Os planos do Governo Federal para atrair investimentos para a instalação de data centers no país já vêm mostrando resultados, apenas dois meses após as desonerações promovidas pelo Regime Especial de Tributação para Serviços de Datacenter (Redata). Com o setor aquecido pelo avanço da inteligência artificial, o objetivo da política pública é multiplicar em quatro vezes a capacidade de processamento de dados no país.
Segundo a Empresa de Pesquisa Energética (EPE), os pedidos de conexão de data centers aumentaram 6,4 gigawatts. Hoje, o Brasil tem menos de 1 GW destinado à operação dessas instalações. O aumento superou as estimativas da Associação Brasileira de Data Centers (ABDC), que apontava um crescimento potencial de 3 GW com o Redata. A América Latina inteira tem 1,5 GW de capacidade instalada.
O Redata zerou tributos federais como PIS, Cofins e IPI. Também foram eliminadas as tarifas de importação sobre equipamentos necessários para a atividade, baixando a alíquota efetiva de 52% para cerca de 18%.
Em outubro, o Clube de Engenharia, a ConTIC (Federação Nacional de Tecnologia da Informação e Comunicação), a FISENGE (Federação Interestadual de Sindicatos de Engenheiros), a FNE (Federação Nacional dos Engenheiros) e o EngD (Movimento Engenharia pela Democracia) publicaram carta conjunta alertando para o comprometimento da soberania digital e a renúncia da vantagem energética do país para subsidiar corporações estrangeiras, tornando nossa energia mais cara e escassa para o desenvolvimento nacional. Clique aqui para ler a carta.

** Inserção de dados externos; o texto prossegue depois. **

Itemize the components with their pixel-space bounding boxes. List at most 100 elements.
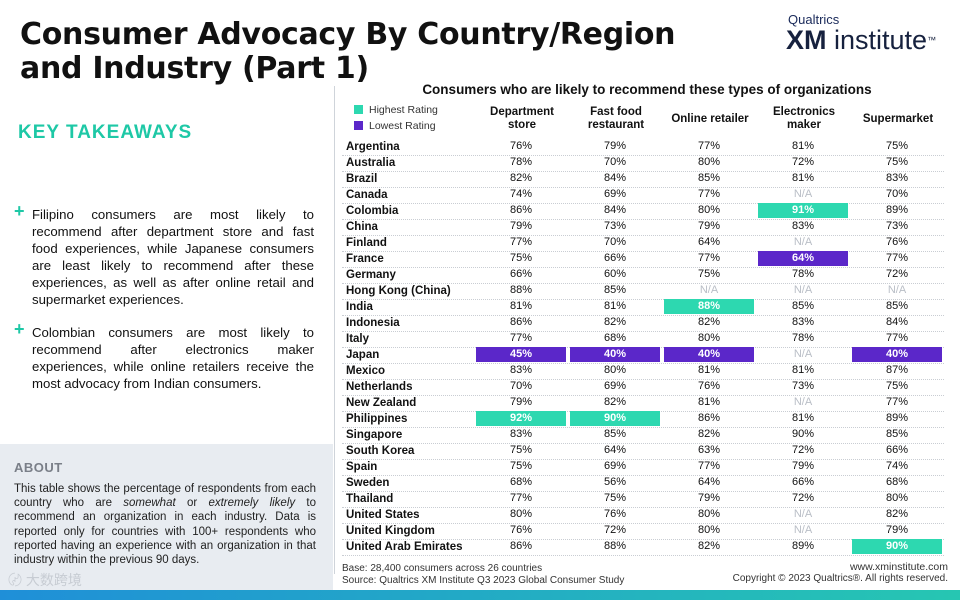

A questão energética em perspectiva
No momento, o Brasil não enfrenta escassez energética. Mas isso não torna a questão menos complexa. O diretor de Negociações Coletivas do Sindicato dos Engenheiros no Estado do Rio de Janeiro (SENGE RJ) e funcionário de carreira da Eletrobras explica que, nos períodos de escassez hídrica, a energia contratada precisa ser entregue às empresas e, caso não seja possível fornecê-la com as usinas hidrelétricas para não secar os rios, as térmicas terão de ser acionadas, aumentando o custo energético no Brasil inteiro.

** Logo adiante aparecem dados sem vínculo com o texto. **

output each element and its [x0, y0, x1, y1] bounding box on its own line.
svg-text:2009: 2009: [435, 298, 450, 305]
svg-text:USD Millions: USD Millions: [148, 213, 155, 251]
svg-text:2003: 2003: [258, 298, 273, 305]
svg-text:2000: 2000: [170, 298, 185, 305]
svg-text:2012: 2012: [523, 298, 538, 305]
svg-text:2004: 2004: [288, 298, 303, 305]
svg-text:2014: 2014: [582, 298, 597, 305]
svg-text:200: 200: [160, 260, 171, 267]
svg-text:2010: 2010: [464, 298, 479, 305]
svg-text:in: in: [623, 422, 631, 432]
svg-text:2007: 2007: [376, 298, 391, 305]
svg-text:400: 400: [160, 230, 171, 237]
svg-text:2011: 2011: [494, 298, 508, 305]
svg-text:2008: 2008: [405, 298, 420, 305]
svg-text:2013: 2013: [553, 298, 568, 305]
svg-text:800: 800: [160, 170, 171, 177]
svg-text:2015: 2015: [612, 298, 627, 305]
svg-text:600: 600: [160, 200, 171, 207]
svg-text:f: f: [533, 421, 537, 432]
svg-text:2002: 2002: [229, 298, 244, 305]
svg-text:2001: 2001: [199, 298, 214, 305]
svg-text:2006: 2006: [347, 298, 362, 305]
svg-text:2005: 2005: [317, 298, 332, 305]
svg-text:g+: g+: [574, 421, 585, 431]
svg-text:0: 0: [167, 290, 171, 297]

“Esses contratos costumam ter validade de sete anos, a custo fixo. Quem está no varejo pode ter que arcar com os gastos para aumentar o processamento de dados que não necessariamente serão consumidos no Brasil. O assédio às instituições públicas também deverá crescer, porque as empresas precisarão alugar cada vez mais data centers”, alerta.
Tema complexo
A energia não é a única preocupação levantada pelo boom de data centers anunciado para o Brasil. Do ponto de vista da soberania nacional, o cenário é nebuloso: se, por um lado, o processamento de dados no país é positivo, por outro, questiona-se qual a efetividade, já que as empresas que mais investem em data centers são as Big Techs.
“Essa infraestrutura estrangeira instalada em território nacional pode, a depender da geopolítica, levar à espionagem. Por isso, seria importante que, pelo menos para os serviços prestados pelo governo, fossem usados data centers controlados pelo SERPRO ou pelas próprias operadoras de telecomunicações aqui instaladas”, destaca Márcio Patusco Lana Lobo, subchefe da Divisão Técnica de Eletrônica e Tecnologia da Informação (DETI) do Clube de Engenharia.

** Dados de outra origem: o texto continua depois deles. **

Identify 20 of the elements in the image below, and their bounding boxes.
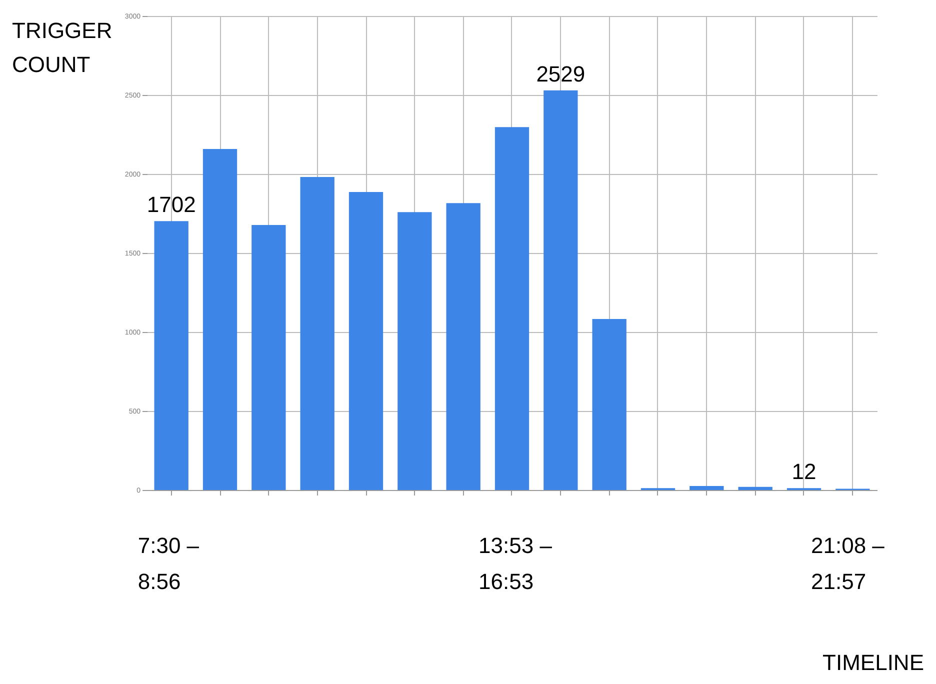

Patusco aponta que os ganhos para o país não são claros. A geração de empregos é baixa, o uso da água para o resfriamento das máquinas é alto e, segundo dados das operadoras, a infraestrutura instalada deverá atender às próprias big techs.
“Quem está por trás disso são a Google, a Microsoft, Meta e OpenAI. As operadoras de celular, Vivo, Claro e TIM, já declararam que 80% do tráfego é gerado pelas big techs. As beneficiárias serão justamente essas empresas e é isso que vem impulsionando o debate, em todo mundo, sobre a taxação pelo tráfego que utilizam”, explica Patusco.
O engenheiro aponta, ainda, a invisibilidade dessas infraestruturas instaladas. Diferente da Europa, que possui pouca água disponível, no Brasil, elas são praticamente invisíveis. “É uma característica do Brasil que é interessante para o setor. Aqui, o impacto ambiental é pouco visível, o país é grande. Já temos entre 200 e 300 data centers no Brasil e nem sabemos onde eles estão”, ressalta.